Cash-only bail challenged in court
ALBANY -- A defense lawyer urged New York's top court to require that judges set at least two forms of bail, which can include cash, various bonds or a credit card, arguing that state law requires it.
Attorney Marika Meis told the Court of Appeals that the purpose of bail is to ensure defendants return to court, and cash-only bail is the most difficult for indigent defendants.
She represented Shaun McManus, who was arrested on new misdemeanor charges in March 2009 while facing a felony arson charge in the Bronx. The judge set "cash only" bail at $20,000, which McManus was unable to post.
"Cash-only bail is the most onerous form," Meis said in arguments before the court on Tuesday. "It is a minority of judges who set bail at cash only but it is still a common practice."

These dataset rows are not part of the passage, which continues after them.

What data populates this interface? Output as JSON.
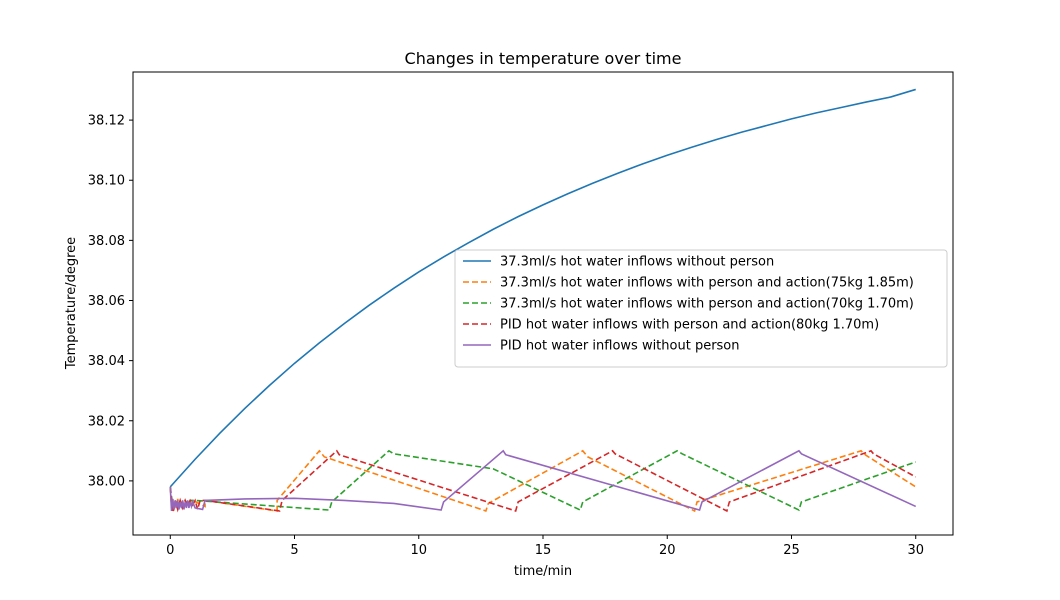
{
  "chart_data": {
    "type": "line",
    "title": "Changes in temperature over time",
    "xlabel": "time/min",
    "ylabel": "Temperature/degree",
    "xlim": [
      -1.5,
      31.5
    ],
    "ylim": [
      37.982,
      38.136
    ],
    "xticks": [
      0,
      5,
      10,
      15,
      20,
      25,
      30
    ],
    "yticks": [
      38.0,
      38.02,
      38.04,
      38.06,
      38.08,
      38.1,
      38.12
    ],
    "ytick_labels": [
      "38.00",
      "38.02",
      "38.04",
      "38.06",
      "38.08",
      "38.10",
      "38.12"
    ],
    "grid": false,
    "legend_position": "center-right",
    "series": [
      {
        "name": "37.3ml/s hot water inflows without person",
        "color": "#1f77b4",
        "dash": "solid",
        "x": [
          0,
          1,
          2,
          3,
          4,
          5,
          6,
          7,
          8,
          9,
          10,
          11,
          12,
          13,
          14,
          15,
          16,
          17,
          18,
          19,
          20,
          21,
          22,
          23,
          24,
          25,
          26,
          27,
          28,
          29,
          30
        ],
        "y": [
          37.998,
          38.0072,
          38.0159,
          38.0241,
          38.0318,
          38.0391,
          38.0459,
          38.0523,
          38.0584,
          38.0641,
          38.0695,
          38.0745,
          38.0792,
          38.0837,
          38.0879,
          38.0918,
          38.0955,
          38.099,
          38.1023,
          38.1054,
          38.1083,
          38.111,
          38.1136,
          38.116,
          38.1182,
          38.1204,
          38.1224,
          38.1242,
          38.126,
          38.1277,
          38.1302
        ]
      },
      {
        "name": "37.3ml/s hot water inflows with person and action(75kg 1.85m)",
        "color": "#ff7f0e",
        "dash": "dashed",
        "x": [
          0,
          0.05,
          0.1,
          0.15,
          0.2,
          0.25,
          0.3,
          0.35,
          0.4,
          0.45,
          0.5,
          0.55,
          0.6,
          0.65,
          0.7,
          0.75,
          0.8,
          0.85,
          0.9,
          1.4,
          1.4,
          4.3,
          4.3,
          6.0,
          6.2,
          12.7,
          12.8,
          16.6,
          16.8,
          21.1,
          21.2,
          27.8,
          28.0,
          30
        ],
        "y": [
          37.998,
          37.991,
          37.994,
          37.99,
          37.993,
          37.991,
          37.994,
          37.991,
          37.993,
          37.9915,
          37.993,
          37.992,
          37.9935,
          37.991,
          37.993,
          37.9915,
          37.9935,
          37.992,
          37.9935,
          37.9915,
          37.9935,
          37.99,
          37.9935,
          38.01,
          38.008,
          37.99,
          37.9925,
          38.01,
          38.008,
          37.99,
          37.993,
          38.01,
          38.0085,
          37.998
        ]
      },
      {
        "name": "37.3ml/s hot water inflows with person and action(70kg 1.70m)",
        "color": "#2ca02c",
        "dash": "dashed",
        "x": [
          0,
          0.1,
          0.2,
          0.3,
          0.4,
          0.5,
          0.6,
          0.7,
          0.8,
          1.0,
          6.4,
          6.5,
          8.8,
          9.0,
          13.0,
          16.5,
          16.6,
          20.4,
          20.6,
          25.3,
          25.4,
          30
        ],
        "y": [
          37.998,
          37.9915,
          37.9935,
          37.991,
          37.9935,
          37.9915,
          37.9935,
          37.992,
          37.9935,
          37.9935,
          37.9903,
          37.993,
          38.01,
          38.009,
          38.004,
          37.9903,
          37.993,
          38.01,
          38.009,
          37.9903,
          37.993,
          38.0063
        ]
      },
      {
        "name": "PID hot water inflows with person and action(80kg 1.70m)",
        "color": "#d62728",
        "dash": "dashed",
        "x": [
          0,
          0.1,
          0.2,
          0.3,
          0.4,
          0.5,
          0.6,
          0.7,
          0.8,
          0.9,
          1.0,
          1.1,
          1.2,
          1.4,
          4.4,
          4.5,
          6.7,
          6.8,
          13.9,
          14.0,
          17.8,
          17.9,
          22.4,
          22.5,
          28.2,
          28.3,
          30
        ],
        "y": [
          37.998,
          37.9895,
          37.9935,
          37.9905,
          37.9935,
          37.991,
          37.9935,
          37.9915,
          37.9935,
          37.992,
          37.9935,
          37.9905,
          37.9935,
          37.9935,
          37.99,
          37.9935,
          38.01,
          38.0087,
          37.99,
          37.993,
          38.01,
          38.009,
          37.99,
          37.993,
          38.01,
          38.009,
          38.0013
        ]
      },
      {
        "name": "PID hot water inflows without person",
        "color": "#9467bd",
        "dash": "solid",
        "x": [
          0,
          0.05,
          0.1,
          0.15,
          0.2,
          0.25,
          0.3,
          0.35,
          0.4,
          0.45,
          0.5,
          0.55,
          0.6,
          0.65,
          0.7,
          0.75,
          0.8,
          0.85,
          0.9,
          1.0,
          1.3,
          1.4,
          3,
          5,
          7,
          9,
          10.9,
          11.0,
          13.4,
          13.5,
          21.3,
          21.4,
          25.3,
          25.4,
          30
        ],
        "y": [
          37.998,
          37.99,
          37.994,
          37.9905,
          37.9935,
          37.991,
          37.9935,
          37.9905,
          37.993,
          37.991,
          37.9935,
          37.9905,
          37.993,
          37.991,
          37.9935,
          37.991,
          37.993,
          37.9915,
          37.993,
          37.991,
          37.9905,
          37.9935,
          37.994,
          37.9942,
          37.9935,
          37.9925,
          37.9903,
          37.993,
          38.01,
          38.0087,
          37.9903,
          37.993,
          38.01,
          38.009,
          37.9915
        ]
      }
    ]
  }
}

Assistant Bronx District Attorney Stanley Kaplan, agreeing with lower courts, said judges have the discretion to require cash. "These statutes should be read permissively in different scenarios," he said.
Kaplan said the issue comes up infrequently, only twice that he could recall in the past 15 years.
Judge Eugene Pigott Jr. said it was new to him. He said bonds usually require the defendant to put up 10 percent of the bail amount and noted the downside for defendants who can't come up with required cash. "If they can't make it, you're effectively denying them bail. That's what you don't want to do," he said.
Meis said judges have the discretion to set bail and a different bond amount, as long as there are two forms, and acknowledged they can deny bail altogether.
New York's criminal procedure law says: "A court may designate the amount of the bail without designating the form or forms in which it may be posted."